Documentaire sur France 2 à 20 h 55

Le 11 janvier plusieurs médias américains révélaient le contenu d’un rapport de 35 pages portant de graves et invérifiables allégations à l’endroit de Donald Trump élu, deux mois plus tôt, 45e président des Etats-Unis. Parmi elles, une supposée Golden shower (pratique sexuelle qui consiste à uriner sur quelqu’un, ou inversement) au Ritz Carlton de Moscou en 2013. Selon une des nombreuses sources anonymes sur lesquelles s’appuyait le document, les services secrets russes (FSB) auraient filmé Trump dans une chambre de cet hôtel avec « un certain nombre » de prostituées, « engagées » pour réaliser précisément « des golden showers devant lui ». Un procédé couramment utilisé et très connue des opposants à Vladimir Poutine, appelé Kompromat. Traduit littéralement par « dossier compromettant ».

Yoann Barbereau témoigne dans « Envoyé spécial ». / FRANCE 2

C’est à cette pratique secrète – Kompromat ayant été inventé par le KGB – mise en place pour compromettre des chefs d’états, grâce à des informations soutirées sur leur oreiller, que se sont intéressés Tristan Waleckx, Guillaume Beaufils et Mikael Bozo, pour cette enquête Sexe, chantage et vidéo, diffusée ce soir dans le magazine « Envoyé spécial ».

Entre autres exemples, les journalistes évoquent le cas Iouri Skouratov, alors procureur de la fédération de Russie qui, à l’automne 1998, avait commandé une enquête pour corruption contre plusieurs membres du clan du président Boris Eltsine. Une affaire qui n’ira pas loin, le Kremlin décidant rapidement d’intervenir avec l’aide du FSB. Résultat : en février 1999, une cassette vidéo est diffusée à la télévision russe, qui montre un homme ressemblant au juge Skouratov en pleine action avec deux prostituées. La carrière de ce dernier s’arrêtera là.

Le Kompromat médiatique

Si le documentaire donne bel et bien la preuve de l’usage historique de cette pratique – grâce notamment au témoignage d’un ancien haut fonctionnaire russe – il démontre aussi que le Kompromat a pris un tout autre tournant avec Vladimir Poutine. Les vidéos, autrefois conservées pour faire pression mais pas divulguées, sont désormais rendues publiques par voie médiatique.

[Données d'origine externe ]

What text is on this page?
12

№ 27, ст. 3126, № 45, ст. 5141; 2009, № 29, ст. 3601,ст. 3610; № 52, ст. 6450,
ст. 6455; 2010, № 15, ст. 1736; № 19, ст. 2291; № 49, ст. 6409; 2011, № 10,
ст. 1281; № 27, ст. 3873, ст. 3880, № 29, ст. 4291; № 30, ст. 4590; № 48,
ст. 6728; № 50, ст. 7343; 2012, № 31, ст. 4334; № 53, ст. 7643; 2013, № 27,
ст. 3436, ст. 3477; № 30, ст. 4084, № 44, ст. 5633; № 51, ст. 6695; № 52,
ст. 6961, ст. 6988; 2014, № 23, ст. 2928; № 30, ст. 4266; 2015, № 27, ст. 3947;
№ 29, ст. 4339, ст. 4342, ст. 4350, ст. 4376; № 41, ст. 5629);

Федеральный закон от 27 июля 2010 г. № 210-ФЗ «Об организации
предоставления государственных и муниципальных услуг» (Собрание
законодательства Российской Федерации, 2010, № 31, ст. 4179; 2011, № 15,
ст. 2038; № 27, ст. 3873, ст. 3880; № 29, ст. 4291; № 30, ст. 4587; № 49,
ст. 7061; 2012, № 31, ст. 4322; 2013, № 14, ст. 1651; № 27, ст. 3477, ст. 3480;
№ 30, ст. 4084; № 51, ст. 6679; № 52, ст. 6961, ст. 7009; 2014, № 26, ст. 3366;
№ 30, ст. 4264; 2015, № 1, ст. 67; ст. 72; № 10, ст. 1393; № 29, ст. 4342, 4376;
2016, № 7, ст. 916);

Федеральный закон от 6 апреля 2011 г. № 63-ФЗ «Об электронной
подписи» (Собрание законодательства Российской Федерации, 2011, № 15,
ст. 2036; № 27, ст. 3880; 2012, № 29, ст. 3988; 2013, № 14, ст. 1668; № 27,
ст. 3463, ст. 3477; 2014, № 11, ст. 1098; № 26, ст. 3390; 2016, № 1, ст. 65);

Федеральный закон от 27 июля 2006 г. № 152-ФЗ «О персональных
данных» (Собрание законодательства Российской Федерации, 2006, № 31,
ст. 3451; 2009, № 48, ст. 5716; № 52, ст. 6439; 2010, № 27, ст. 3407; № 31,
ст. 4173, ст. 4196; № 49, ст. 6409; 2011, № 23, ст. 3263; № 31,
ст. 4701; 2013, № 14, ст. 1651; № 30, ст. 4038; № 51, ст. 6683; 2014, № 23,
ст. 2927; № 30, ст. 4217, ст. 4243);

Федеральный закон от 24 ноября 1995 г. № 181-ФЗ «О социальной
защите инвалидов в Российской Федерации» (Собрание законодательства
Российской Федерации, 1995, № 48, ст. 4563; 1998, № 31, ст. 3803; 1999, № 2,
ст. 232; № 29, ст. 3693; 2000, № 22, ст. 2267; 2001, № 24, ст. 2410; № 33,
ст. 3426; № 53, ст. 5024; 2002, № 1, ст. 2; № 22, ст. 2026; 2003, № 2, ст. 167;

Plusieurs opposants au président russe en ont été victimes. Les ébats sexuels entre Natalia Pelevine, opposante russe membre du parti « Parnas », et Mikhaïl Kassianov, ancien Premier ministre, ont été vus par plus de 10 millions de personnes à la télévision russe. Une dénommée « Moomoo » en a même fait son business, servant d’appât pour compromettre une dizaine de personnalités de l’opposition. Était-elle sous les ordres des services secrets ? « Envoyé spécial » a retrouvé sa trace. Tout comme celle du Français Yoann Barbereau, victime lui aussi d’un Kompromat en février 2015, qui sera présent, ce soir, sur le plateau d’« Envoyé Spécial ».

Ce dernier est alors président de l’Alliance française à Irkoutsk, en Sibérie quand sont piratées des photos personnelles de lui et sa famille. Photos qui se retrouvent très vite sur des forums pour jeunes parents et qui, retouchées et remontées, font passer ce père de famille pour un pédophile. Cette machination aurait été montée de toutes pièces pour annihiler l’influence de cet « Occidental » un peu trop apprécié dans sa ville.

« Envoyé spécial » : Sexe, chantage et vidéo, une enquête réalisée par Tristan Waleckx, Guillaume Beaufils et Mikael Bozo (France, 2017, 58 minutes).